Kawasan kota ini sebelumnya merupakan bagian dari wilayah Tuan Gadang di Batipuh. Pada masa Perang Padri kawasan ini diminta Belanda sebagai salah satu pos pertahanan dan sekaligus batu loncatan untuk menundukan kaum Padri yang masih menguasai kawasan Luhak Agam. Kota ini pernah menjadi pusat pemerintahan sementara Kota Padang, setelah Kota Padang dikuasai Belanda pada masa agresi militer Belanda sekitar tahun 1947.

Kota Padang Panjang memiliki jumlah penduduk sebanyak 59.450 jiwa pada tahun 2024. Kota ini didominasi oleh Etnis Minangkabau, terdapat juga etnis batak, jawa, dan tionghoa.
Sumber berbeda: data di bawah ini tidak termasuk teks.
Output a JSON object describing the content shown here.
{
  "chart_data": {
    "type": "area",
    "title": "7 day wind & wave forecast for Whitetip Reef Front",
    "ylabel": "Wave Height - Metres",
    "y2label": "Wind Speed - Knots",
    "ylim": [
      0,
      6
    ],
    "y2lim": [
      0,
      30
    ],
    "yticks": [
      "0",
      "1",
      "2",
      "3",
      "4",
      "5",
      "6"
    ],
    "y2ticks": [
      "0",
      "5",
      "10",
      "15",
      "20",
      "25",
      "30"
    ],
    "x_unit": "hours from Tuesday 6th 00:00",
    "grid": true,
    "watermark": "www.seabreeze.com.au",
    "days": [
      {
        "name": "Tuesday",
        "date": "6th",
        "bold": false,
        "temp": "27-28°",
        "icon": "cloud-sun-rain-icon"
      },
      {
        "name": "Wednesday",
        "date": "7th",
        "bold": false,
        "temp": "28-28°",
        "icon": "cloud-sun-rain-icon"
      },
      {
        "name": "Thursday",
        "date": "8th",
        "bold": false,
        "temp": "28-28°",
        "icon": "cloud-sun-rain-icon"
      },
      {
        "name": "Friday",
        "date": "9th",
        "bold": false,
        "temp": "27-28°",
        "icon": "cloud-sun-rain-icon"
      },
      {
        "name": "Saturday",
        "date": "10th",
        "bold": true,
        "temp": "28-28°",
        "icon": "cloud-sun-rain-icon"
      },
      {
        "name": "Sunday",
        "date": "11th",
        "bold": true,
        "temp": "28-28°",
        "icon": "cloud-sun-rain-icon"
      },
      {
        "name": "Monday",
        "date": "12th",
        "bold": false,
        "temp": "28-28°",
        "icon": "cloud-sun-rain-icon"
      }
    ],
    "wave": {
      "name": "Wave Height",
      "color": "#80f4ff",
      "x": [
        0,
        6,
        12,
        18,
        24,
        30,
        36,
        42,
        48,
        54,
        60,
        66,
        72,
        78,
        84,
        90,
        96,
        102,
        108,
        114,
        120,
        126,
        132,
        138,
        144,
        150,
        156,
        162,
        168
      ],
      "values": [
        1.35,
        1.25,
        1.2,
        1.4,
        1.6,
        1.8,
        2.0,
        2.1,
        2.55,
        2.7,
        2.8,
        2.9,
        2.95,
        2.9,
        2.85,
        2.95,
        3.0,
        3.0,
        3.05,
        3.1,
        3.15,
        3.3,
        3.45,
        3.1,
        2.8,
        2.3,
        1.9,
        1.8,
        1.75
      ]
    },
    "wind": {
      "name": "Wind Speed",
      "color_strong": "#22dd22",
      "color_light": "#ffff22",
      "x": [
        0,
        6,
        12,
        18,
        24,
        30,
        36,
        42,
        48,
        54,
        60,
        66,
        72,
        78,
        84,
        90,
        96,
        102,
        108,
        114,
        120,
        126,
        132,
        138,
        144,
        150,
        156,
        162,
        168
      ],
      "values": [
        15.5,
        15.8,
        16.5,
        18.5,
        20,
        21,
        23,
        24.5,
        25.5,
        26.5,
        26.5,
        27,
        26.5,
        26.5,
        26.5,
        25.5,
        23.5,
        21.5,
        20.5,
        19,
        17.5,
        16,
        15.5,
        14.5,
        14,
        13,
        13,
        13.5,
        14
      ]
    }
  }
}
Secara garis besar, mata pencaharian masyarakat padang panjang adalah bertani.  Adapun hasil pertaniannya adalah sayuran, padi, ubi jalar, jagung dan tanaman hias. Selain itu masyarakat padang panjang juga memiliki mata pencaharian lain dengan berkebun, dan berdagang.

Secara Topografi, kota Padang Panjang juga disebut kota dingin. Kota ini berada di daerah ketinggian yang terletak antara 650 sampai 850 meter di atas permukaan laut, berada pada kawasan pegunungan yang berhawa sejuk dengan suhu udara maksimum 26 °C dan minimum 21 °C, serta berhawa dingin dengan suhu udara yang pada umumnya minimum 17 °C, dengan curah hujan yang cukup tinggi. Di bagian utara dan agak ke barat berjejer tiga gunung Gunung Marapi, Gunung Singgalang dan Gunung Tandikek. 

Kota Padang Panjang menjadi destinasi wisata yang populer dan sering dikunjungi oleh wisatawan baik wisatawan domestik maupun mancanegara. Objek wisata unggulan kota ini adalah Pusat Dokumentasi dan Informasi Kebudayaan Minangkabau. Selain itu objek wisata kota Padang Panjang diantaranya Mifan Waterpark and Resort, Rumah Puisi Taufiq Ismail, Air Terjun Tujuh Tingkek, Desa Wisata Kubu Gadang, Lubuak Mato Kuciang, Pasar Kuliner Padang Panjang, Goa Batu Batirai, dan Air Terjun Lembah Anai. Kota Padang Panjang memiliki pusat oleh oleh yaitu Pusat Oleh Oleh Padang Panjang.